IEEE Transactions on Systems, Man, and Cybernetics. Part B, Cybernetics : a Publication of the IEEE Systems, Man, and Cybernetics Society
|December 20, 2008
PubMed
Summary
This summary is machine-generated.

This study compares reinforcement learning (RL) and model predictive control (MPC) for electrical power oscillation damping.
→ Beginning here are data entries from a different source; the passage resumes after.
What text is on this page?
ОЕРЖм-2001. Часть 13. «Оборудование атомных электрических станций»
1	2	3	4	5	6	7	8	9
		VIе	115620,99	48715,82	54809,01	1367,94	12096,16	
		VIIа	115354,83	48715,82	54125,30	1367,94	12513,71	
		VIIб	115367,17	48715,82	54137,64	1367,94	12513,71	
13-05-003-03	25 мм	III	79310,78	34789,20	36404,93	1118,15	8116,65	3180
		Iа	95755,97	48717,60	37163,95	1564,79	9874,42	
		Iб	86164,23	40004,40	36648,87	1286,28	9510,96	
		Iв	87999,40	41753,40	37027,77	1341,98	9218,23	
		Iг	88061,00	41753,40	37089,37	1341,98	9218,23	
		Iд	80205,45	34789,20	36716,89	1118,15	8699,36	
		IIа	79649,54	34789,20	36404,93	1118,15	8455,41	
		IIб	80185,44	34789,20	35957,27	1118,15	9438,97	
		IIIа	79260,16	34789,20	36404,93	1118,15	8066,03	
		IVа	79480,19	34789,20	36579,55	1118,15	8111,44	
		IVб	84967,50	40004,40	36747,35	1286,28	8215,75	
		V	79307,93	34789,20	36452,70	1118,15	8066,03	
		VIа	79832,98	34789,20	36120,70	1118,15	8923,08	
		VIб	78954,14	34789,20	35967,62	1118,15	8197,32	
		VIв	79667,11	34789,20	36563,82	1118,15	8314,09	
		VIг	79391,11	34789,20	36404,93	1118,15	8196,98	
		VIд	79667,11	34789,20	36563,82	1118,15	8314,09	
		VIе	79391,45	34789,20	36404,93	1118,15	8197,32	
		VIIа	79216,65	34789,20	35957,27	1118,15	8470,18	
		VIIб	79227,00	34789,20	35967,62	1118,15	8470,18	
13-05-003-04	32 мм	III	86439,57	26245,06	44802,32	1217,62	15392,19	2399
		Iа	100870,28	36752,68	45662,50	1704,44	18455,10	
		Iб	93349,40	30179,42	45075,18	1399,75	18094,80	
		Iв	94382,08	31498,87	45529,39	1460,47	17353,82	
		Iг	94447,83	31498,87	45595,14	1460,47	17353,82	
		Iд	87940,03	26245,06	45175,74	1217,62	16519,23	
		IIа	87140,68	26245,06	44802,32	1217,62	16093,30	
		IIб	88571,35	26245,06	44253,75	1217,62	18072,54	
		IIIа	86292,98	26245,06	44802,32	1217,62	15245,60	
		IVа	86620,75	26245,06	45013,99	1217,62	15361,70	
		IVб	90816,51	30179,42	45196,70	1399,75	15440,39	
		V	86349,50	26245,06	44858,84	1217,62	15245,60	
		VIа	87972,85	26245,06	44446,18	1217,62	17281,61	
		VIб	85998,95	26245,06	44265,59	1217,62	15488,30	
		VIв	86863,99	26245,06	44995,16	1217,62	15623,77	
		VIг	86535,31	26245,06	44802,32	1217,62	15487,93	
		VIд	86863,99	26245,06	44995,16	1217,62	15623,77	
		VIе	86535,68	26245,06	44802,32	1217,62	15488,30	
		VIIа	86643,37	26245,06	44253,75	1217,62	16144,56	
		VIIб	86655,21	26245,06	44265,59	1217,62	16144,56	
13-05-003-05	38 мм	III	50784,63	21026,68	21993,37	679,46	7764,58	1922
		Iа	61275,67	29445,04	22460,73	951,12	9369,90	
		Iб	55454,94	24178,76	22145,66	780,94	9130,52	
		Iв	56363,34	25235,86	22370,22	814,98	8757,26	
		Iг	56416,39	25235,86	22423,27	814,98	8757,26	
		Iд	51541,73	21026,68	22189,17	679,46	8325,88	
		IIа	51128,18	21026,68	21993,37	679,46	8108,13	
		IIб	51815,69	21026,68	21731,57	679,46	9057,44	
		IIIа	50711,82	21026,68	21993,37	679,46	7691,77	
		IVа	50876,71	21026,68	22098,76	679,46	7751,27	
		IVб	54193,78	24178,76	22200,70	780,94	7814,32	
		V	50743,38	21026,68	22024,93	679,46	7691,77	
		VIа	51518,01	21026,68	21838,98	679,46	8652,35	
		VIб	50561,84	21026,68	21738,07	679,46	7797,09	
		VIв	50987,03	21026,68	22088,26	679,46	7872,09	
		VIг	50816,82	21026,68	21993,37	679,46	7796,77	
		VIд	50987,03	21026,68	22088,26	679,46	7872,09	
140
Results show RL can be competitive with MPC, even when accurate system models are available.

Related Experiment Videos

Area of Science:

  • Control Systems Engineering
  • Machine Learning
  • Power Systems

Background:

  • Electrical power systems require robust controllers to damp oscillations.
  • Model Predictive Control (MPC) and Reinforcement Learning (RL) are advanced control strategies.

Purpose of the Study:

  • To compare the performance of RL and MPC in a unified framework.
  • To evaluate their application in synthesizing a controller for nonlinear electrical power oscillation damping.

Main Methods:

  • Both MPC and RL were formulated as discrete-time optimal control problems.
  • MPC utilized an analytical system model and an interior-point solver for open-loop policies.
  • RL employed a model-free approach, inferring closed-loop policies from system trajectories and cost values via supervised learning.

Main Results:

  • Experimental results were obtained for a nonlinear, deterministic electrical power oscillation damping problem.
  • The study provides insights into the advantages and disadvantages of both MPC and RL.

Conclusions:

  • Reinforcement learning demonstrates competitive performance against model predictive control.
  • RL is a viable alternative even in scenarios where a precise deterministic system model is accessible.